Shah Uzair, Abd-Alrazeq Alaa, Alam Tanvir, Househ Mowafa, Shah Zubair
College of Science and Engineering, Hamad Bin Khalifa University, Qatar.
Stud Health Technol Inform. 2020 Jun 26;272:457-460. doi: 10.3233/SHTI200594.
Pneumonia is a severe health problem causing millions of deaths every year. The aim of this study was to develop an advanced deep learning-based architecture to detect pneumonia using chest X-ray images. We utilized a convolutional neural network (CNN) based on VGG16 architecture consisting of 16 fully connected convolutional layers. A total of 5856 high-resolution frontal view chest X-ray images were used for training, validating, and testing the model. The model achieved an accuracy of 96.6%, sensitivity of 98.1%, specificity of 92.4%, precision of 97.2%, and a F1 Score of 97.6%. This indicates that the model has an excellent performance in classifying pneumonia cases and normal cases. We believe, the proposed model will reduce physician workload, expand the performance of pneumonia screening programs, and improve healthcare service.

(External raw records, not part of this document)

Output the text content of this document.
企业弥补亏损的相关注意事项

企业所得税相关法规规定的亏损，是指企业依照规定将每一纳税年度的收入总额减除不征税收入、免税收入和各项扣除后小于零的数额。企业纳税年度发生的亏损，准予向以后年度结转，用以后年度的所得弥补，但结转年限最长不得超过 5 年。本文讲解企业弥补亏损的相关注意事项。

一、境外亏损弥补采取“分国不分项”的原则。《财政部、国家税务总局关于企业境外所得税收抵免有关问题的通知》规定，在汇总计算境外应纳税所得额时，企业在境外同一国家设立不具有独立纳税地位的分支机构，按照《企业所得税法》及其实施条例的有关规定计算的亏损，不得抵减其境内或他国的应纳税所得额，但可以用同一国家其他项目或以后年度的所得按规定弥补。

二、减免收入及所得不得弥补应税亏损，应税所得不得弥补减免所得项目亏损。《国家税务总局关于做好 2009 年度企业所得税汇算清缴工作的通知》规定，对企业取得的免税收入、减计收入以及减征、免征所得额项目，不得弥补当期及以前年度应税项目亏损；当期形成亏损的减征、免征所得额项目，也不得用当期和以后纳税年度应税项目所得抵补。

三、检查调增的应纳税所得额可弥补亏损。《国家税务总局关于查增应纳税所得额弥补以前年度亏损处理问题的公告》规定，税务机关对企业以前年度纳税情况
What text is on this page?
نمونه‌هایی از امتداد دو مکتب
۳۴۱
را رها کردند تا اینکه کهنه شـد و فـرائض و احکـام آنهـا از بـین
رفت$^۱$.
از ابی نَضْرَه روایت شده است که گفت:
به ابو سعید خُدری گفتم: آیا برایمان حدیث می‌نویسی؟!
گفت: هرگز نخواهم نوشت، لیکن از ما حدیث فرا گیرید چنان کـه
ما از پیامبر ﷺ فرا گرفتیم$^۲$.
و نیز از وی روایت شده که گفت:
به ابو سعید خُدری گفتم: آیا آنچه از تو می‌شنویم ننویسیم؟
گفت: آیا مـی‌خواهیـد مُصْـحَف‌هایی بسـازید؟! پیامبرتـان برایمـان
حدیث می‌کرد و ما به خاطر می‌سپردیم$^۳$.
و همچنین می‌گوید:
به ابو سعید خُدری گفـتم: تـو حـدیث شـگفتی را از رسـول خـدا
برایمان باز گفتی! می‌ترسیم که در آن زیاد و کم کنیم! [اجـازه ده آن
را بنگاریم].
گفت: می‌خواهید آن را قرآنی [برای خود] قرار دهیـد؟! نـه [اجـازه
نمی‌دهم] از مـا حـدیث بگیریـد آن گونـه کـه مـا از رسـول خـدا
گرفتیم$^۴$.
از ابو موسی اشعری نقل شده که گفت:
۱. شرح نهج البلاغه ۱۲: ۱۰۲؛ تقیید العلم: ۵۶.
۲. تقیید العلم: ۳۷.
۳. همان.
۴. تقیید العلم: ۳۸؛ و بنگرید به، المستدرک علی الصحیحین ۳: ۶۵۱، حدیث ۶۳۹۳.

肺炎是一个严重的健康问题,每年导致数百万人死亡。本研究的目的是开发一种先进的基于深度学习的架构,利用胸部X光图像检测肺炎。我们使用了基于VGG16架构的卷积神经网络(CNN),该架构由16个全连接卷积层组成。总共5856张高分辨率正位胸部X光图像用于训练、验证和测试该模型。该模型的准确率为96.6%,灵敏度为98.1%,特异性为92.4%,精确率为97.2%,F1分数为97.6%。这表明该模型在区分肺炎病例和正常病例方面具有出色的性能。我们相信,所提出的模型将减轻医生的工作量,扩大肺炎筛查项目的效能,并改善医疗服务。